I can’t imagine how this must be. From TambaBay.com:
In August 2007, (Brett) Hemphill and 19 other divers were able to confirm that Weeki Wachee Springs, home of the world-famous mermaids, was indeed the deepest in the United States. They made it 407 feet into the springs.
On Saturday, Hemphill and a team of divers from his Tampa nonprofit company, Karst Underwater Research, returned to the spring to continue their exploration of the underwater cave system.

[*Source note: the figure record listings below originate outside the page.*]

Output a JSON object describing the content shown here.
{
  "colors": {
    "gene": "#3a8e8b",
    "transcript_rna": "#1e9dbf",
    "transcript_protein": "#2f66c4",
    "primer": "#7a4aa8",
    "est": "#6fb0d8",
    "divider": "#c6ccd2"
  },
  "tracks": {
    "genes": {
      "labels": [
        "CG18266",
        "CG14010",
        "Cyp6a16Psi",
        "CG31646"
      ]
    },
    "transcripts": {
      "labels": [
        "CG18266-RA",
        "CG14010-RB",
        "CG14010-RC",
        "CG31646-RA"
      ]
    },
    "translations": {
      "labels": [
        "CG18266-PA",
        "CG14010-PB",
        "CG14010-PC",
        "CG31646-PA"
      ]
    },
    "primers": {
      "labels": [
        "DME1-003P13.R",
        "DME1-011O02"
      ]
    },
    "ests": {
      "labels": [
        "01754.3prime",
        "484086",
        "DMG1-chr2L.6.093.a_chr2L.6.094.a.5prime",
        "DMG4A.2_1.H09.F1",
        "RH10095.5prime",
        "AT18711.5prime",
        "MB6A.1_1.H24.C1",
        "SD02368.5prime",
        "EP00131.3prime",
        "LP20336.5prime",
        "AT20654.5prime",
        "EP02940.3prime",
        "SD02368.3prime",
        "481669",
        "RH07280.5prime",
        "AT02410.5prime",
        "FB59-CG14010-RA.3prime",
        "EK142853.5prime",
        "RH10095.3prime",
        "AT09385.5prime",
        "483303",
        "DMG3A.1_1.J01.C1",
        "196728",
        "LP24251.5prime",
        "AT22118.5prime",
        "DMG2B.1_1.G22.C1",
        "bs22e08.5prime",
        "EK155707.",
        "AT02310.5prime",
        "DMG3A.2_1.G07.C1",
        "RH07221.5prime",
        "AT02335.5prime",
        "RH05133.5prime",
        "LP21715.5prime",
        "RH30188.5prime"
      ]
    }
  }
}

I’m a certified, advanced open water scuba diver. There’s very little I like better than spending an hour or so with a steel tank strapped to my back filled with 3200 pounds of compressed air or Nitrox, an enhanced oxygen gas mix. I’ve been as deep as 120 feet on the wall of the continental shelf in the Bahamas. The world underwater is a very special place. My wife and daughter are also certified divers, and we’ve had some extraordinary experiences on dive boats and reefs. It’s a bit like flying without the airplane.
But cave divers are a special breed.
My cousin Mike was a cave diver. One of the people who is certified in “overhead environments”. He said he stopped cave diving a while back because too many people he knew … good, experienced divers … were dying in caves. My only experience cave diving was in the cavern at Ginnie Spring. Mike had been in that little cave dozens of times, and it’s one where you never really lose sight of the opening, at least during the day. But it was still a little bit of an eerie experience. The vent to the main spring at Ginnie is closed off with iron bars, so it’s impossible to get back into the spring. Not to mention the volume of water that moves out of the aquifer into the Santa Fe River.

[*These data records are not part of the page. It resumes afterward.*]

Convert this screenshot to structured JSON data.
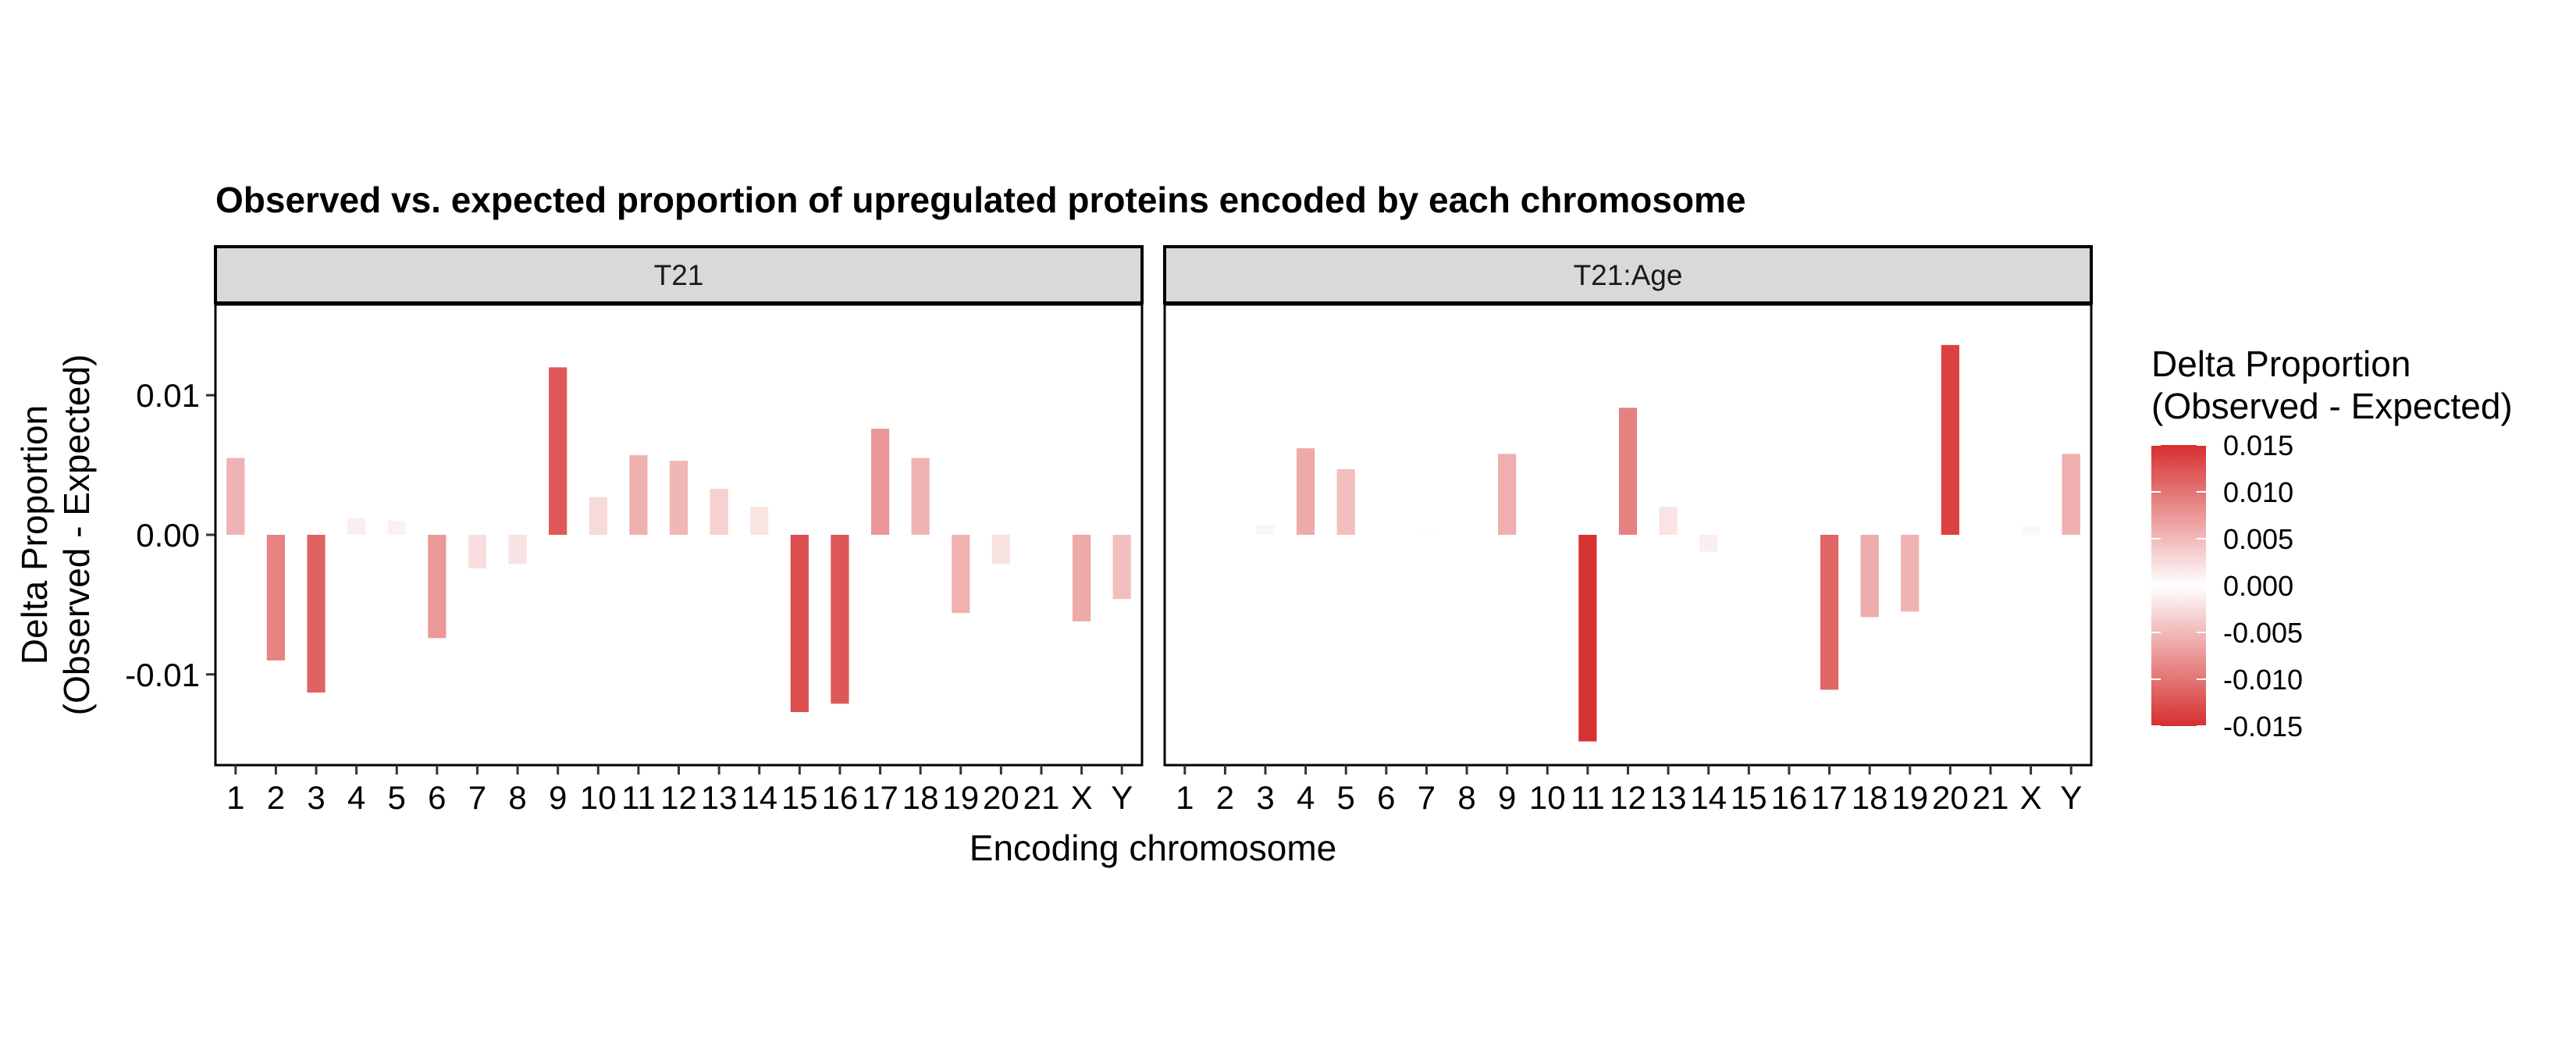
{
  "chart_data": {
    "type": "bar",
    "title": "Observed vs. expected proportion of upregulated proteins encoded by each chromosome",
    "xlabel": "Encoding chromosome",
    "ylabel_line1": "Delta Proportion",
    "ylabel_line2": "(Observed - Expected)",
    "ylim": [
      -0.0165,
      0.0165
    ],
    "yticks": [
      {
        "value": 0.01,
        "label": "0.01"
      },
      {
        "value": 0.0,
        "label": "0.00"
      },
      {
        "value": -0.01,
        "label": "-0.01"
      }
    ],
    "categories": [
      "1",
      "2",
      "3",
      "4",
      "5",
      "6",
      "7",
      "8",
      "9",
      "10",
      "11",
      "12",
      "13",
      "14",
      "15",
      "16",
      "17",
      "18",
      "19",
      "20",
      "21",
      "X",
      "Y"
    ],
    "grid": false,
    "legend_position": "right",
    "legend": {
      "title_line1": "Delta Proportion",
      "title_line2": "(Observed - Expected)",
      "ticks": [
        {
          "value": 0.015,
          "label": "0.015"
        },
        {
          "value": 0.01,
          "label": "0.010"
        },
        {
          "value": 0.005,
          "label": "0.005"
        },
        {
          "value": 0.0,
          "label": "0.000"
        },
        {
          "value": -0.005,
          "label": "-0.005"
        },
        {
          "value": -0.01,
          "label": "-0.010"
        },
        {
          "value": -0.015,
          "label": "-0.015"
        }
      ]
    },
    "colors": {
      "extreme": "#d62f2f",
      "mid": "#ffffff",
      "strip_fill": "#d9d9d9",
      "frame": "#000000"
    },
    "panels": [
      {
        "name": "T21",
        "values": [
          0.0055,
          -0.009,
          -0.0113,
          0.0012,
          0.001,
          -0.0074,
          -0.0024,
          -0.0021,
          0.012,
          0.0027,
          0.0057,
          0.0053,
          0.0033,
          0.002,
          -0.0127,
          -0.0121,
          0.0076,
          0.0055,
          -0.0056,
          -0.0021,
          0.0,
          -0.0062,
          -0.0046
        ]
      },
      {
        "name": "T21:Age",
        "values": [
          0.0,
          0.0,
          0.0007,
          0.0062,
          0.0047,
          0.0,
          0.0002,
          0.0,
          0.0058,
          0.0,
          -0.0148,
          0.0091,
          0.002,
          -0.0012,
          0.0,
          0.0,
          -0.0111,
          -0.0059,
          -0.0055,
          0.0136,
          0.0,
          0.0006,
          0.0058
        ]
      }
    ]
  }
}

I’ve been in Weeki Wachee spring, too. It’s huge, as spring basins go. And there is an underwater theater there, and the mermaids still do shows. For a time 6 or 7 years ago, there was a dive concession at Weeki Wachee. It may be open again, but we’d go down and dive the spring between the mermaid shows. It’s a very interesting place with the stage props, air hoses, diving bells and such all waiting to be explored. Occasionally a manatee will come play. I saw a juvenile sleeping in the spring once. I was watching from the theater, and the little sea cow … about the size of a Saint Bernard … would somehow know to float to the surface … get a breath … and sink slowly to the bottom again to lie in the sand. I went down there three of four times to dive before the scuba concession was closed.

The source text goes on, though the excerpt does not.